В голосе Асикритова звучал неподдельный лиризм, и это приятно удивило Федю: до сего времени юркий пучеглазый Фома Матвеевич с неспокойным, дергавшимся ртом рисовался ему замкнутым, колким человеком – насмешливым и «без всякой романтики», как думал о нем. И вдруг – усталый, смягченный взгляд, тихий, успокоившийся шаг, дружеское прикосновение к руке, подкупающий искренностью мечтательный голос, – совсем иным, оказывается, может быть журналист Фома Асикритов!
– Айда пешком! – охотно согласился Федя. – Вам куда, Фома Матвеевич?
– На Ковенский. А вам?
– Я свободен в выборе: у меня тут четверо дядей и одна тетка – ночлег обеспечен. Во всяком случае, мост перейдем вместе.
Они свернули на Каменноостровский.
Асикритов был прав: прохожие медленно, не спеша отмеривали свой путь в обе стороны проспекта. Им словно жаль было расстаться с этим классически стройным, неоглядным до конца петербургским красавцем, о этим светлым, неожиданно теплым по-южному, подарочным вечером, с нежной своей собственной задумчивостью, с голубым пожарищем на крыше неотъемлемой от проспекта знаменитой мечети, с вознесенной высоко кверху золотой иглой – штыком легендарной крепости двух святитёлей.

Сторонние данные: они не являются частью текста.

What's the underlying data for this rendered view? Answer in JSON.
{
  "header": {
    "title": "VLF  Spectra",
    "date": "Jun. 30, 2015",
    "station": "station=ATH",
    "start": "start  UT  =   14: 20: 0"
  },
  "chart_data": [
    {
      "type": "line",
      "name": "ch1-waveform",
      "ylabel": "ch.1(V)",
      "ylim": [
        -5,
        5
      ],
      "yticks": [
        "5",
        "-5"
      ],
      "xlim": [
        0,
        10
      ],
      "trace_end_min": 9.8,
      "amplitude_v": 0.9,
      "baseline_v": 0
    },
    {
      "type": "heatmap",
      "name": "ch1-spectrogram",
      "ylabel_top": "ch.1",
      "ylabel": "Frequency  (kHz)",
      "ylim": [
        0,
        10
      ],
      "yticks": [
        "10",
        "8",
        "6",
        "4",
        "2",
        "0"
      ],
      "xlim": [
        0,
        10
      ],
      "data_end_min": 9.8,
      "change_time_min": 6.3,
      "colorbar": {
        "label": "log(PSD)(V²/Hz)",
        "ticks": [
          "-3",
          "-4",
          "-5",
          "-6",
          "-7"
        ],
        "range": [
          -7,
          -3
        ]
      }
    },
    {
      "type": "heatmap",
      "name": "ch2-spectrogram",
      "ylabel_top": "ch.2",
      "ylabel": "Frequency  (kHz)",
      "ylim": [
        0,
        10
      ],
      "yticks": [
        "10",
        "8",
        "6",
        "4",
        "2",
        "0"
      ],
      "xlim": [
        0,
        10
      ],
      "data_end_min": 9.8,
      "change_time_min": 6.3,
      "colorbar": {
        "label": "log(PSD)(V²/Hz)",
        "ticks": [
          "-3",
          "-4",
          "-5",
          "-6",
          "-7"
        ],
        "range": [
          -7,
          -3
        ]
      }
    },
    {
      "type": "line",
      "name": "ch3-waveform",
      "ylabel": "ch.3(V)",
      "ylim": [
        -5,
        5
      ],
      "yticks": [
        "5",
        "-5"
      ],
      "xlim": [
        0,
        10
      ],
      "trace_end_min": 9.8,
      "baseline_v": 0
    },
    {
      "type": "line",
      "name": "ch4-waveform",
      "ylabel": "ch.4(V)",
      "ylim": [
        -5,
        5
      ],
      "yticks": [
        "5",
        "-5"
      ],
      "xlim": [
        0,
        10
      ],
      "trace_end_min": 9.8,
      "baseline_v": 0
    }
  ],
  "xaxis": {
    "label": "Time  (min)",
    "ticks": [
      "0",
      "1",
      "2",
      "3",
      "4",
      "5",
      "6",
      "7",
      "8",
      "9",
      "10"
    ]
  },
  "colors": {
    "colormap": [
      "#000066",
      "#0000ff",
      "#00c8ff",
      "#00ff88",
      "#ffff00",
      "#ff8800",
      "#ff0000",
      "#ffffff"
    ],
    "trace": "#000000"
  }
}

– Ах, какой чудесный этот город! – воскликнул Федя, любуясь раскрывшимся перед ним видом. И хотя восклицание показалось самому наивным и собственно никак не отмечающим подлинной красоты увиденного, он не смутился на этот раз: и Фома Матвеевич говорит, что Петербург «чудесен», и все прохожие, по всему видно, это чувствуют, да и как сказать иначе об этом «творении Петра»?

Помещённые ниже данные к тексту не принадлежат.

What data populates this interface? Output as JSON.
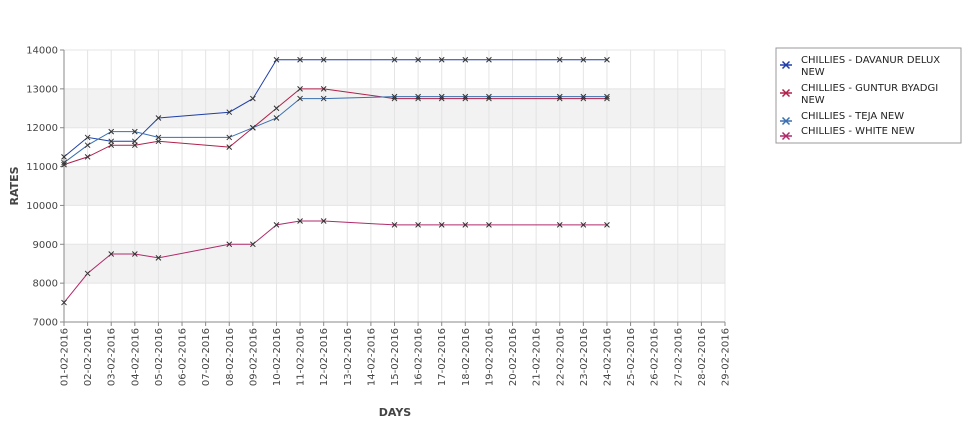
{
  "chart_data": {
    "type": "line",
    "title": "",
    "xlabel": "DAYS",
    "ylabel": "RATES",
    "ylim": [
      7000,
      14000
    ],
    "yticks": [
      7000,
      8000,
      9000,
      10000,
      11000,
      12000,
      13000,
      14000
    ],
    "categories": [
      "01-02-2016",
      "02-02-2016",
      "03-02-2016",
      "04-02-2016",
      "05-02-2016",
      "06-02-2016",
      "07-02-2016",
      "08-02-2016",
      "09-02-2016",
      "10-02-2016",
      "11-02-2016",
      "12-02-2016",
      "13-02-2016",
      "14-02-2016",
      "15-02-2016",
      "16-02-2016",
      "17-02-2016",
      "18-02-2016",
      "19-02-2016",
      "20-02-2016",
      "21-02-2016",
      "22-02-2016",
      "23-02-2016",
      "24-02-2016",
      "25-02-2016",
      "26-02-2016",
      "27-02-2016",
      "28-02-2016",
      "29-02-2016"
    ],
    "grid": true,
    "alternating_bands": true,
    "legend_position": "right",
    "series": [
      {
        "name": "CHILLIES - DAVANUR DELUX NEW",
        "color": "#1f3fa8",
        "points": [
          {
            "x": "01-02-2016",
            "y": 11250
          },
          {
            "x": "02-02-2016",
            "y": 11750
          },
          {
            "x": "03-02-2016",
            "y": 11650
          },
          {
            "x": "04-02-2016",
            "y": 11650
          },
          {
            "x": "05-02-2016",
            "y": 12250
          },
          {
            "x": "08-02-2016",
            "y": 12400
          },
          {
            "x": "09-02-2016",
            "y": 12750
          },
          {
            "x": "10-02-2016",
            "y": 13750
          },
          {
            "x": "11-02-2016",
            "y": 13750
          },
          {
            "x": "12-02-2016",
            "y": 13750
          },
          {
            "x": "15-02-2016",
            "y": 13750
          },
          {
            "x": "16-02-2016",
            "y": 13750
          },
          {
            "x": "17-02-2016",
            "y": 13750
          },
          {
            "x": "18-02-2016",
            "y": 13750
          },
          {
            "x": "19-02-2016",
            "y": 13750
          },
          {
            "x": "22-02-2016",
            "y": 13750
          },
          {
            "x": "23-02-2016",
            "y": 13750
          },
          {
            "x": "24-02-2016",
            "y": 13750
          }
        ]
      },
      {
        "name": "CHILLIES - GUNTUR BYADGI NEW",
        "color": "#b0204a",
        "points": [
          {
            "x": "01-02-2016",
            "y": 11050
          },
          {
            "x": "02-02-2016",
            "y": 11250
          },
          {
            "x": "03-02-2016",
            "y": 11550
          },
          {
            "x": "04-02-2016",
            "y": 11550
          },
          {
            "x": "05-02-2016",
            "y": 11650
          },
          {
            "x": "08-02-2016",
            "y": 11500
          },
          {
            "x": "09-02-2016",
            "y": 12000
          },
          {
            "x": "10-02-2016",
            "y": 12500
          },
          {
            "x": "11-02-2016",
            "y": 13000
          },
          {
            "x": "12-02-2016",
            "y": 13000
          },
          {
            "x": "15-02-2016",
            "y": 12750
          },
          {
            "x": "16-02-2016",
            "y": 12750
          },
          {
            "x": "17-02-2016",
            "y": 12750
          },
          {
            "x": "18-02-2016",
            "y": 12750
          },
          {
            "x": "19-02-2016",
            "y": 12750
          },
          {
            "x": "22-02-2016",
            "y": 12750
          },
          {
            "x": "23-02-2016",
            "y": 12750
          },
          {
            "x": "24-02-2016",
            "y": 12750
          }
        ]
      },
      {
        "name": "CHILLIES - TEJA NEW",
        "color": "#3a6fb0",
        "points": [
          {
            "x": "01-02-2016",
            "y": 11100
          },
          {
            "x": "02-02-2016",
            "y": 11550
          },
          {
            "x": "03-02-2016",
            "y": 11900
          },
          {
            "x": "04-02-2016",
            "y": 11900
          },
          {
            "x": "05-02-2016",
            "y": 11750
          },
          {
            "x": "08-02-2016",
            "y": 11750
          },
          {
            "x": "09-02-2016",
            "y": 12000
          },
          {
            "x": "10-02-2016",
            "y": 12250
          },
          {
            "x": "11-02-2016",
            "y": 12750
          },
          {
            "x": "12-02-2016",
            "y": 12750
          },
          {
            "x": "15-02-2016",
            "y": 12800
          },
          {
            "x": "16-02-2016",
            "y": 12800
          },
          {
            "x": "17-02-2016",
            "y": 12800
          },
          {
            "x": "18-02-2016",
            "y": 12800
          },
          {
            "x": "19-02-2016",
            "y": 12800
          },
          {
            "x": "22-02-2016",
            "y": 12800
          },
          {
            "x": "23-02-2016",
            "y": 12800
          },
          {
            "x": "24-02-2016",
            "y": 12800
          }
        ]
      },
      {
        "name": "CHILLIES - WHITE NEW",
        "color": "#b02a6a",
        "points": [
          {
            "x": "01-02-2016",
            "y": 7500
          },
          {
            "x": "02-02-2016",
            "y": 8250
          },
          {
            "x": "03-02-2016",
            "y": 8750
          },
          {
            "x": "04-02-2016",
            "y": 8750
          },
          {
            "x": "05-02-2016",
            "y": 8650
          },
          {
            "x": "08-02-2016",
            "y": 9000
          },
          {
            "x": "09-02-2016",
            "y": 9000
          },
          {
            "x": "10-02-2016",
            "y": 9500
          },
          {
            "x": "11-02-2016",
            "y": 9600
          },
          {
            "x": "12-02-2016",
            "y": 9600
          },
          {
            "x": "15-02-2016",
            "y": 9500
          },
          {
            "x": "16-02-2016",
            "y": 9500
          },
          {
            "x": "17-02-2016",
            "y": 9500
          },
          {
            "x": "18-02-2016",
            "y": 9500
          },
          {
            "x": "19-02-2016",
            "y": 9500
          },
          {
            "x": "22-02-2016",
            "y": 9500
          },
          {
            "x": "23-02-2016",
            "y": 9500
          },
          {
            "x": "24-02-2016",
            "y": 9500
          }
        ]
      }
    ]
  }
}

– Ну, что вы скажете относительно нового Иришиного знакомого? – спросил Асикритов. – Как вы находите этого бритого, молчаливого скептика с поседевшими рано височками… Как он вам, – а?
– Симпатичен! – поспешил ответить Федя и посмотрел на своего спутника: тот одобрительно покачивал головой. – Он очень располагает к себе, очень приятен.
Ничего больше о нем не скажешь. У Карабаевых Сергей Леонидович был подчеркнуто малоразговорчив, держался в стороне, с Федей обменялся двумя-тремя фразами – и все. Кто точно и чем занимается новый Иришин знакомый, что собственно их сдружило и каков характер этой дружбы, Федя так и не знал еще. Но Ириша говорила об этом человеке всегда похвально и с большим уважением.
Оказывается, они познакомились полгода назад в одном профессорском доме, где была вечеринка студентов и курсисток.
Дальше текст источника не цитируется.